What is different about this is that Lt. Watada is specifically not claiming CO status. He is objecting to the war on the grounds that it is an illegally constituted war. In essence, his refusal to be deployed goes to the core of the legality of this war. He is claiming, from what I have read, that to be deployed and to take part in this war would make him liable to war crimes. This is a very different legal and ethical tack for a war resister. Watada's claim about the war is that "It violates the Constitution and the War Powers Act that limits the President in his role as Commander in Chief from using the armed forces in any way he sees fit."

The only case I have heard of that is even in this ballpark is the Gillette case back in 1971 where Gillette applied for CO status based on his objection to the morality of the Vietnam War, but moral and religious objection to a particular war was not granted and Gillette did two years in jail. The ruling on Gillette, I think, could play a part in Watada's case.

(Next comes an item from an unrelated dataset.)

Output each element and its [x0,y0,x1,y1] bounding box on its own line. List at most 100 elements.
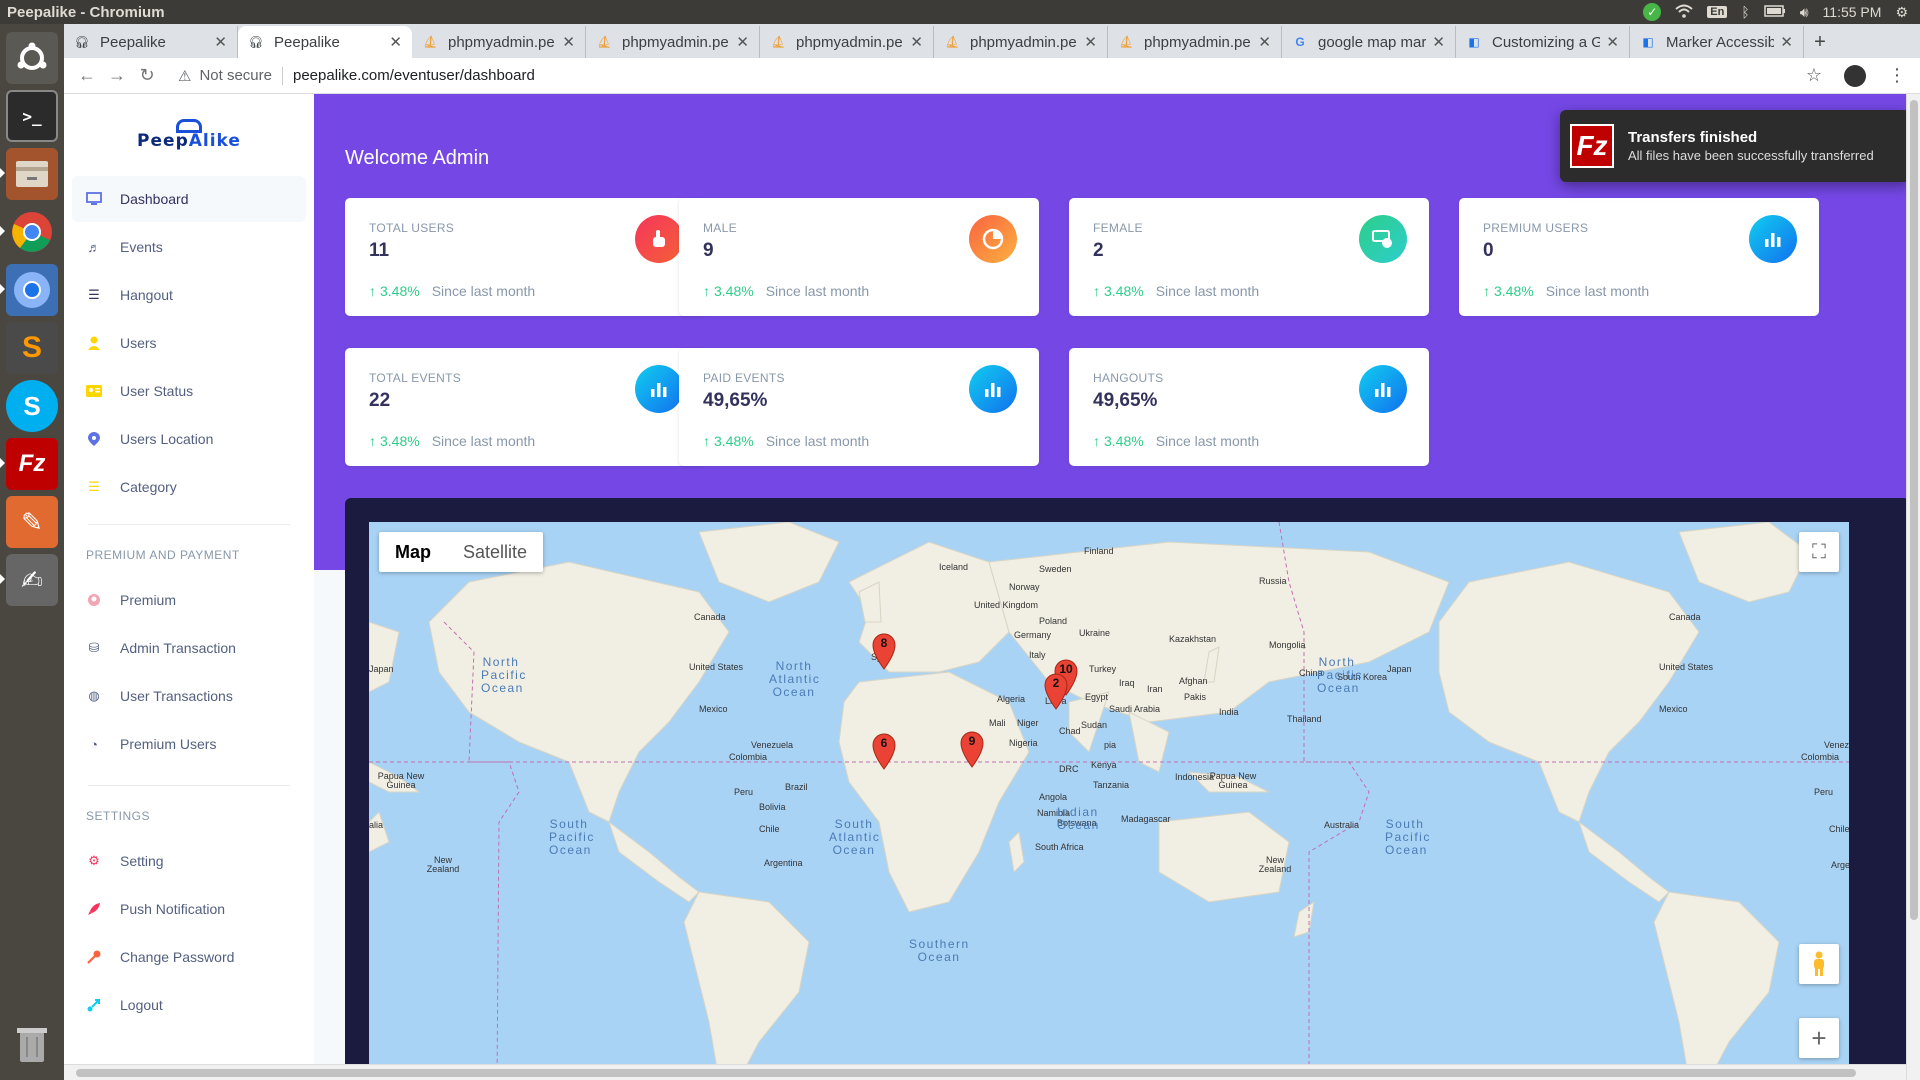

In Gillette, it was decided that one cannot be a SCO - Selective Conscientious Objector - because it would allow for a kind of selective disobedience and undermine the judgment of the nation as to what constitutes a just war, as opposed Conscientious Objection being a general principle applied to all wars (more complex than that but I'm not a lawyer, just a CO 1).

edit: I am not looking at the mistrial issue, but the original claim, but the mistrial claim itself is also pretty huge.